Sur le plan de l’emploi et des sous-traitants, l’activité accrue a provoqué une montée en charge perceptible sur les marchés locaux : embauches temporaires, recours intensif à la sous-traitance pour les travaux connexes et une demande soutenue de matériaux de construction. Le secteur des fournitures et la chaîne logistique ont, selon la note, absorbé une partie non négligeable de cette demande additionnelle.

Impacts opérationnels et contraintes d’approvisionnement

Cette effervescence productive s’accompagne néanmoins de tensions sur le marché des intrants. La production de ciment sur le trimestre a atteint 145 284 tonnes, un volume élevé qui n’a pas suffi à couvrir la demande portée par la montée des chantiers.
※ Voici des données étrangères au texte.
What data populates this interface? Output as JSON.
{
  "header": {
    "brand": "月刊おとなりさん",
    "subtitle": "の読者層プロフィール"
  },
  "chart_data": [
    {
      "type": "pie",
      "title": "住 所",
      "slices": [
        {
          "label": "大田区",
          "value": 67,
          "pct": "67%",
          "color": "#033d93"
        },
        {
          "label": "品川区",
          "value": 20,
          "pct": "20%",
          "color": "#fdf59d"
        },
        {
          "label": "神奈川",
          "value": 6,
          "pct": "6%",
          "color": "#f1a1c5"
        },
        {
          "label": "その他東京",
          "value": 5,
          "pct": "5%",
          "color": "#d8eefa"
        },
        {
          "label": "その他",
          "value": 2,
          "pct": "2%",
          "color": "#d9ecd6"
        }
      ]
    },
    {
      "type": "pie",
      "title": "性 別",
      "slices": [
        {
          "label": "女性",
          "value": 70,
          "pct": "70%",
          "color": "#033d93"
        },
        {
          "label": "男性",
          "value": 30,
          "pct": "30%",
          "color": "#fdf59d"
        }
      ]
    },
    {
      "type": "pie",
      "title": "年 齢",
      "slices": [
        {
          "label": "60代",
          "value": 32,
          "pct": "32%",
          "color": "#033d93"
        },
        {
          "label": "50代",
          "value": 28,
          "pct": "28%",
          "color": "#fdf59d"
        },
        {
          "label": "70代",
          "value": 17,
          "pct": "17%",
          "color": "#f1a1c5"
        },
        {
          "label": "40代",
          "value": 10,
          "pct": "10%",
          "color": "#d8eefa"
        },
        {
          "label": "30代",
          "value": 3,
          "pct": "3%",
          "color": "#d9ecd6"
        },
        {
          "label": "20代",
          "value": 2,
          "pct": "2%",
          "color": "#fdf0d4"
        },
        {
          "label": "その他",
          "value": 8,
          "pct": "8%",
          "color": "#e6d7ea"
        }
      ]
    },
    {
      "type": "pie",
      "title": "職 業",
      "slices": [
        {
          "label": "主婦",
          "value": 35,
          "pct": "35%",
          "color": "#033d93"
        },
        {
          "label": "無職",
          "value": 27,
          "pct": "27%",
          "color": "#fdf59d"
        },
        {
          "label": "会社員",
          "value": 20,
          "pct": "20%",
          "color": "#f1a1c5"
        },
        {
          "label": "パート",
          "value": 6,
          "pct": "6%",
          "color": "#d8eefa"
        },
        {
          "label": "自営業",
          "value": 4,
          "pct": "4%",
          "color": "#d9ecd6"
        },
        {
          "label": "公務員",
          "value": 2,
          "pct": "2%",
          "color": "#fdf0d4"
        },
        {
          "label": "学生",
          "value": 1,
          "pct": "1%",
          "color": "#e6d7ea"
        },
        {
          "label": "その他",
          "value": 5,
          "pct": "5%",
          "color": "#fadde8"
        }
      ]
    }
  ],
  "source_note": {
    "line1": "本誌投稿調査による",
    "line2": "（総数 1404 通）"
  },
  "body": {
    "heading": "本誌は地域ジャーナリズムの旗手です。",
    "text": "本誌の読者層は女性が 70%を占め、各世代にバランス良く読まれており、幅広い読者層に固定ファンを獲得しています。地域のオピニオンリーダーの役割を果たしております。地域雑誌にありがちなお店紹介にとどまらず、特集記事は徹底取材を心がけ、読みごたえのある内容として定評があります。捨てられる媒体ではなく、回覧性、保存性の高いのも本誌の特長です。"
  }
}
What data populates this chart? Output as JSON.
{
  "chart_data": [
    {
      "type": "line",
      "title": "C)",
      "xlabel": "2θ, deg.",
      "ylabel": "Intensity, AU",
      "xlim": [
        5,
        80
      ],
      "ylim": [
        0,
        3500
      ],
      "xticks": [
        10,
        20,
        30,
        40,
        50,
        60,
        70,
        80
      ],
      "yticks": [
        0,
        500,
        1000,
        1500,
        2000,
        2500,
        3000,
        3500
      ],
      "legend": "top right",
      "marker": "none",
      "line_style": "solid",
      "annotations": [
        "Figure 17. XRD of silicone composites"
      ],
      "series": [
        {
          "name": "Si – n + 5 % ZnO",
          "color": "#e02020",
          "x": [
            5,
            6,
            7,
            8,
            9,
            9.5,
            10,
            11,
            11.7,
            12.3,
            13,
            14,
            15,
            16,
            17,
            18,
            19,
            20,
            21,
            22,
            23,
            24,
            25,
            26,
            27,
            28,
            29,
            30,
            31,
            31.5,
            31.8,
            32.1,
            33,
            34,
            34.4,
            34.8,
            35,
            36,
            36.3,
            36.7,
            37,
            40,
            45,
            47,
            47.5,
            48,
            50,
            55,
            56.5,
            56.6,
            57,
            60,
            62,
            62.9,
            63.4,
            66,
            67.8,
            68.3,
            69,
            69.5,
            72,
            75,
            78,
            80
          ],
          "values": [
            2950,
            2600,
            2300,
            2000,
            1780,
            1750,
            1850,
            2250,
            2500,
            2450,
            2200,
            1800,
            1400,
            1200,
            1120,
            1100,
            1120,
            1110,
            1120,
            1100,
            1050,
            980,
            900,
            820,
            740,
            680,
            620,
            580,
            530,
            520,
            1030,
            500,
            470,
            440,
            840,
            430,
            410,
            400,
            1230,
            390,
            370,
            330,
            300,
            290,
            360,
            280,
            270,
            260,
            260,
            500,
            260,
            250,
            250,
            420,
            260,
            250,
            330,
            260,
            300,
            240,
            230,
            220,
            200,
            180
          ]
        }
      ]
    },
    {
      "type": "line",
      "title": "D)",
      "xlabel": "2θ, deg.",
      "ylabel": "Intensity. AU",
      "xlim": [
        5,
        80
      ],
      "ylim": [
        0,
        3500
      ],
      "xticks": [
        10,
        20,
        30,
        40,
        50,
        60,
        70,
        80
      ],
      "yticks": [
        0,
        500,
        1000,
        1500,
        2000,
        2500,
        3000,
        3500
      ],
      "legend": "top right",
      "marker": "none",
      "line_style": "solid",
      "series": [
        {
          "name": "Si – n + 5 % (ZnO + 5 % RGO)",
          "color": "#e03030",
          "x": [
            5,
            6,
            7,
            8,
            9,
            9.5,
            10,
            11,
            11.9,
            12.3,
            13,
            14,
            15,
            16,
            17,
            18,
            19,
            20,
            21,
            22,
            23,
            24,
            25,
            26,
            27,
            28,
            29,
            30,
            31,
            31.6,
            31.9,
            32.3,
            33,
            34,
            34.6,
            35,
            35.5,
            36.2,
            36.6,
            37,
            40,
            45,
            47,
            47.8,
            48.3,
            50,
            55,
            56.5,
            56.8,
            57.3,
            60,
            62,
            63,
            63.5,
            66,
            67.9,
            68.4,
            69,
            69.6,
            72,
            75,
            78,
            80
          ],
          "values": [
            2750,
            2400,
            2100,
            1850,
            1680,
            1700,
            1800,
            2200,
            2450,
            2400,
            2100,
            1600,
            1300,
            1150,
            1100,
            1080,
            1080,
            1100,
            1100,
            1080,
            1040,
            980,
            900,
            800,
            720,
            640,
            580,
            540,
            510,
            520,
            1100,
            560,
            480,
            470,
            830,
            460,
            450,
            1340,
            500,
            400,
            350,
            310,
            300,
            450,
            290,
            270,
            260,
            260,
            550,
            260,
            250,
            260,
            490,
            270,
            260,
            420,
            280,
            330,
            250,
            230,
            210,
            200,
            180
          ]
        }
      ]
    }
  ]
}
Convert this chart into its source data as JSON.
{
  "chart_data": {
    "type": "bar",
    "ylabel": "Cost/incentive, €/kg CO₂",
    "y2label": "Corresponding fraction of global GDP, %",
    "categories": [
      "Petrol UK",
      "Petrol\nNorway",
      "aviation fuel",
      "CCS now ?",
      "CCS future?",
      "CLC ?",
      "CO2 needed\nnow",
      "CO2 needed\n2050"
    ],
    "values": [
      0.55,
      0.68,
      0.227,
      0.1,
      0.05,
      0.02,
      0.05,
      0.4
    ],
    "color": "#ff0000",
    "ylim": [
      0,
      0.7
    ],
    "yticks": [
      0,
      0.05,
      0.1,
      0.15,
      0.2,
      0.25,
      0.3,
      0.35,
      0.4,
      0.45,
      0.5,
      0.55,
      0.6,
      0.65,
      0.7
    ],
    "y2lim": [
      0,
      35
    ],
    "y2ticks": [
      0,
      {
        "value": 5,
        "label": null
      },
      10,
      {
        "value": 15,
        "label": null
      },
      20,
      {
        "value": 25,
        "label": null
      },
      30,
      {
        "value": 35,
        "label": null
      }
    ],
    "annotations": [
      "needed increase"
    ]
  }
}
Face à cette pression, les entreprises interrogées dans la note ont été amenées à optimiser leurs chaînes d’approvisionnement afin de préserver leurs marges d’exploitation.

Les tensions décrites se traduisent par des contraintes opérationnelles : ajustements des délais de livraison, priorisation des chantiers selon les approvisionnements disponibles et nécessité d’une coordination renforcée entre producteurs, distributeurs et donneurs d’ordre. La note met en avant que ces frictions ont également stimulé l’activité des sous-traitants spécialisés en matériaux et en logistique.

Sur le plan financier, la soutenabilité de cette accélération dépend étroitement de la régularité des paiements publics. La note mentionne que le rythme des décaissements de l’État constitue un facteur déterminant pour que les entreprises maintiennent leurs capacités d’investissement et leur trésorerie face à des dépenses opérationnelles accrues.

Les autorités ont, d’après la note, encouragé les opérateurs à tenir la cadence des chantiers tout en respectant des standards de qualité conformes aux exigences internationales, afin d’assurer la durabilité des ouvrages réalisés.